The government has begun a stakeholder engagement to find a long-term and sustainable solution to illegal mining also known as ‘galamsey’ through the Ghana Landscape Restoration and Small Scale Mining Project.

The project seeks to enhance the capacities of agencies mandated to regulate mining activities in the country to find workable solutions to the menace.

National Coordinator of the Ghana Landscape Restoration and Small Scale Mining Project, Dr. John Kingsley Krugu, speaking during a meeting with stakeholders in the Ashanti Region said the project will help sanitize Ghana’s Small Scale Mining sector.

“We already have the institutional framework. It is not as if there are no institutions without the mandate of these issues. What are these institutions spearheaded by the Minerals Commission and the Environmental Protection Agency required to do? Is there any capacity strengthening or adaptation of modern technology? ”

“Is there the question of human resources, vehicles, or tools that are needed to be able to address these issues? Under this project, authorities are going to be resourced to go into areas to investigate and produce detailed geological information”, he added.

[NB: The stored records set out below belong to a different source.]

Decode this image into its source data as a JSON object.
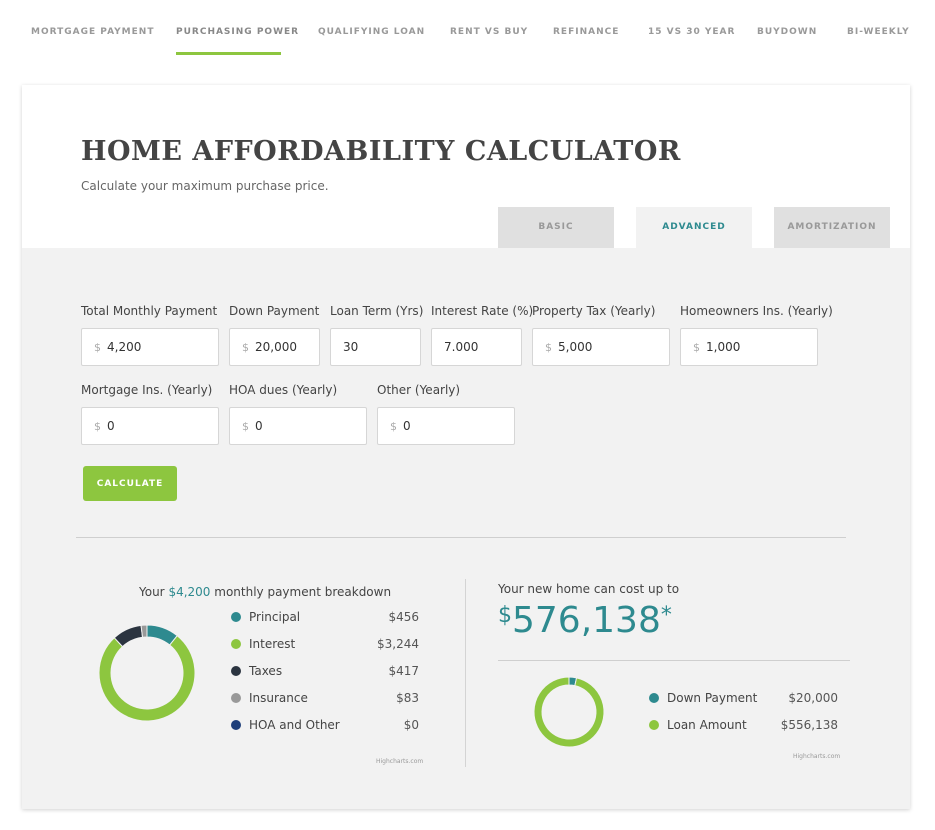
{
  "nav": {
    "items": [
      {
        "label": "MORTGAGE PAYMENT",
        "active": false
      },
      {
        "label": "PURCHASING POWER",
        "active": true
      },
      {
        "label": "QUALIFYING LOAN",
        "active": false
      },
      {
        "label": "RENT VS BUY",
        "active": false
      },
      {
        "label": "REFINANCE",
        "active": false
      },
      {
        "label": "15 VS 30 YEAR",
        "active": false
      },
      {
        "label": "BUYDOWN",
        "active": false
      },
      {
        "label": "BI-WEEKLY",
        "active": false
      }
    ]
  },
  "header": {
    "title": "HOME AFFORDABILITY CALCULATOR",
    "subtitle": "Calculate your maximum purchase price."
  },
  "tabs": [
    {
      "label": "BASIC",
      "active": false
    },
    {
      "label": "ADVANCED",
      "active": true
    },
    {
      "label": "AMORTIZATION",
      "active": false
    }
  ],
  "form": {
    "fields": [
      {
        "label": "Total Monthly Payment",
        "currency": "$",
        "value": "4,200"
      },
      {
        "label": "Down Payment",
        "currency": "$",
        "value": "20,000"
      },
      {
        "label": "Loan Term (Yrs)",
        "currency": "",
        "value": "30"
      },
      {
        "label": "Interest Rate (%)",
        "currency": "",
        "value": "7.000"
      },
      {
        "label": "Property Tax (Yearly)",
        "currency": "$",
        "value": "5,000"
      },
      {
        "label": "Homeowners Ins. (Yearly)",
        "currency": "$",
        "value": "1,000"
      },
      {
        "label": "Mortgage Ins. (Yearly)",
        "currency": "$",
        "value": "0"
      },
      {
        "label": "HOA dues (Yearly)",
        "currency": "$",
        "value": "0"
      },
      {
        "label": "Other (Yearly)",
        "currency": "$",
        "value": "0"
      }
    ],
    "calculate_label": "CALCULATE"
  },
  "breakdown": {
    "title_prefix": "Your ",
    "title_amount": "$4,200",
    "title_suffix": " monthly payment breakdown",
    "items": [
      {
        "label": "Principal",
        "value": "$456",
        "color": "#2e8a8f"
      },
      {
        "label": "Interest",
        "value": "$3,244",
        "color": "#8dc63f"
      },
      {
        "label": "Taxes",
        "value": "$417",
        "color": "#2b3440"
      },
      {
        "label": "Insurance",
        "value": "$83",
        "color": "#999999"
      },
      {
        "label": "HOA and Other",
        "value": "$0",
        "color": "#1f3f7a"
      }
    ],
    "credit": "Highcharts.com"
  },
  "result": {
    "label": "Your new home can cost up to",
    "symbol": "$",
    "amount": "576,138",
    "asterisk": "*",
    "items": [
      {
        "label": "Down Payment",
        "value": "$20,000",
        "color": "#2e8a8f"
      },
      {
        "label": "Loan Amount",
        "value": "$556,138",
        "color": "#8dc63f"
      }
    ],
    "credit": "Highcharts.com"
  },
  "chart_data": [
    {
      "type": "pie",
      "categories": [
        "Principal",
        "Interest",
        "Taxes",
        "Insurance",
        "HOA and Other"
      ],
      "values": [
        456,
        3244,
        417,
        83,
        0
      ]
    },
    {
      "type": "pie",
      "categories": [
        "Down Payment",
        "Loan Amount"
      ],
      "values": [
        20000,
        556138
      ]
    }
  ]
}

Although illegal small-scale miners have welcomed the move, they want it done devoid of partisan politics.

About programme

Unsustainable and illegal use of lands for mining has gradually destroyed Ghana’s lands, leading to deforestation, loss of biodiversity, accelerated soil erosion and sedimentation, water and air pollution, and degradation of productive agricultural lands, including cocoa farms, among other environmental damage.

To this end, the Ministry of Lands and Natural Resources and the Ministry of Environment, Science, Technology, and Innovation (MESTI) with support from the World Bank, launched the Ghana Landscape Restoration and Small-Scale Mining Project (GLRSSMP).

The project seeks to strengthen the integration of the country’s natural resources and its management to increase the benefits to communities in targeted savannah and cocoa forest landscapes.

It will also support sustainable land, water, and forest management initiatives in climate-vulnerable target landscapes and support the formalization of small-scale mining.

The GLRSSMP geographically targets two landscapes: the Northern Savannah Zone (including the Guinea Savannah ecological zone, the Sudan Savannah ecological zone, and the upper portions of the Transitional ecological zone); the cocoa forest landscape (including parts of the Forest ecological zone and the Pra River Basin).

The project will include a multi-sector approach to land management.

The GLRSSMP will capitalize on land-use planning for integrated landscape management to:

  • optimize land use
  • formalize artisanal and small-scale mining (ASM) for sustainable mining
  • restore degraded lands
  • promote sustainable agricultural practices, and
  • strengthen sustainable management of forest landscapes for biodiversity conservation and ecosystem services.